Recently he started to mention college and my mother and I got really excited. As a retired English teacher (and the best one there ever was!) my mom started to make plans. Marcus is most likely dyslexic so reading is hard, but he has learned strategies to compensate. She suggested a program where he could utilize speech-to-text to write his papers. Nana offered to tutor him through the English classes. I could help him with Psychology. If he chooses this path, he will not walk it alone.
Over the last few months Marcus has hovered around the periphery of our therapy appointments. He has asked a lot of insightful questions about his sister, Mary. He thinks she may be able to find a way to release her anger the way he uses his punching bag. Still, Marcus would never come into the sessions. He just sat in the car until we finished and then went to dinner as a family. Once he actually sat in the waiting room. However, he avoided eye contact with L, our children’s longtime trauma therapist.

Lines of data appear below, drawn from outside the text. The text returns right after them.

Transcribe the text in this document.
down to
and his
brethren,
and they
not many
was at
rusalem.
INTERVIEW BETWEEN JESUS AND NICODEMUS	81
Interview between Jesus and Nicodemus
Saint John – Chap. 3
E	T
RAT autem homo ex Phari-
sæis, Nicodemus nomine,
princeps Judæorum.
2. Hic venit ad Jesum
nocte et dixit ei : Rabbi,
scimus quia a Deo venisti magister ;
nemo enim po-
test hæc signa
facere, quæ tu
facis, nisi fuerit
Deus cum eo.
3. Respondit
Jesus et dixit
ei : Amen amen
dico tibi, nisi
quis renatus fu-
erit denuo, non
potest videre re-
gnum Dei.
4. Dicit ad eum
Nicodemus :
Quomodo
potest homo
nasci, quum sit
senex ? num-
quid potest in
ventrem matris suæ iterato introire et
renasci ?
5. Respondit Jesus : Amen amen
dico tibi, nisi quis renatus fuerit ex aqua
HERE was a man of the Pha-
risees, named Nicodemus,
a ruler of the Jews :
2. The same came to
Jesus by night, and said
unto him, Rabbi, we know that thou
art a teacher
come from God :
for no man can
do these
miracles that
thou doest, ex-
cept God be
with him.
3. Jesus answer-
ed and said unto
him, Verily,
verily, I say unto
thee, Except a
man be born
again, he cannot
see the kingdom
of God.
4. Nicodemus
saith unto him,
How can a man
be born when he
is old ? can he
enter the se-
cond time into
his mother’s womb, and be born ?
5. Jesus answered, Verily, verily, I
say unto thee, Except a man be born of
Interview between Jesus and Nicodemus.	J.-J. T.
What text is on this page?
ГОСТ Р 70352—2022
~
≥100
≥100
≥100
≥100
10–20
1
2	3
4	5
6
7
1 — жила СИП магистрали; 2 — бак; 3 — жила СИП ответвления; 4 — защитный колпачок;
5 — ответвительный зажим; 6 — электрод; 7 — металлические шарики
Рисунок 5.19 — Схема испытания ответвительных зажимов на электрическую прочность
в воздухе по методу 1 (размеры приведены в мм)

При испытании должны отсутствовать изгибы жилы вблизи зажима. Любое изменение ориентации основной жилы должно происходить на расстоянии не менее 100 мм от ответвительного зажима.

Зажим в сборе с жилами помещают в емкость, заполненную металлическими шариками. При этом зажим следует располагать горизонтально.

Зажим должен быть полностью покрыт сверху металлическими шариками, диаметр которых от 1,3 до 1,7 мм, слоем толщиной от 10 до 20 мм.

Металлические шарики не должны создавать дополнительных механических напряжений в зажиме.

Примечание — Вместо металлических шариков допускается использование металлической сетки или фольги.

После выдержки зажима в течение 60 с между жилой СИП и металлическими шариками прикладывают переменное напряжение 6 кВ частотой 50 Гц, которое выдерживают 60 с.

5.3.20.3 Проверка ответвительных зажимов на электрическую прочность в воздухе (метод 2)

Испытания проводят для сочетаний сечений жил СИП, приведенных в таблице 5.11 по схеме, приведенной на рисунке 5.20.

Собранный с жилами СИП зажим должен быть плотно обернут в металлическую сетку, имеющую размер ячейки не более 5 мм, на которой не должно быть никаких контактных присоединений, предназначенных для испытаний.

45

Imagine my shock when Marcus approached me last week and asked what he would need to do to become a therapist. Luke assumed he wanted to be a physical therapist at first. When Marcus clarified for us he said, “No, I want to be a therapist to help kids in the system. I want to help kids that are like me.”
Tears. I cannot help it. This kid will make me cry. Every. Single. Time. So we took him to see L. He got dressed up in his brand new purple polo shirt, new purple Nikes embroidered with his name, and his purple sushi socks. I’m pretty sure that it was a professional look despite the ski cap he likes to keep on his head. He announced, “I’m ready for therapy. I’m in my party clothes!”
I went in with him to talk to L about his possible career path. Keeping in mind that he has never spoken to a therapist, I felt that just getting him into the office was a feat! I should have remembered how magical L is with what she does. Somehow her humor and casual demeanor drew him out of his protective shell. As soon as she settled into her chair with her legs tucked under her (I usually take my shoes off in her cozy office) he laughed and started talking. L has this effect on people. In the past he would stare at the ground with his arms crossed and tell the therapist to “f**k off!”
Not this time. He got some great career counseling and advice. L was open and honest about the fact that he would need to go through about six more years of school. She gave some information about the TF-CBT model she practices. L spoke about how trauma responses physically affect the body. To my astonishment Marcus spoke openly about some of his own triggers and some coping skills. L encouraged him and agreed that having a therapist who had experienced foster care and trauma could relate to clients. She also pointedly told him that he would really have to address him own stuff before working with others. If not, it could trigger him.
So he agreed to go back for at least two more sessions to work on his own stuff. Amazing. When I paid the bill he saw what kind of money he could possibly make. I just saw that any amount of money would be worth it for Marcus to finally get some support, or maybe insight, in therapy.
So, will he go to college? Maybe. I don’t know. Marcus has come so very far. The sky is the limit for him.
What I do know is that two therapy sessions is a win. And I am so proud.
**Names have been changed to protect the privacy of those involved.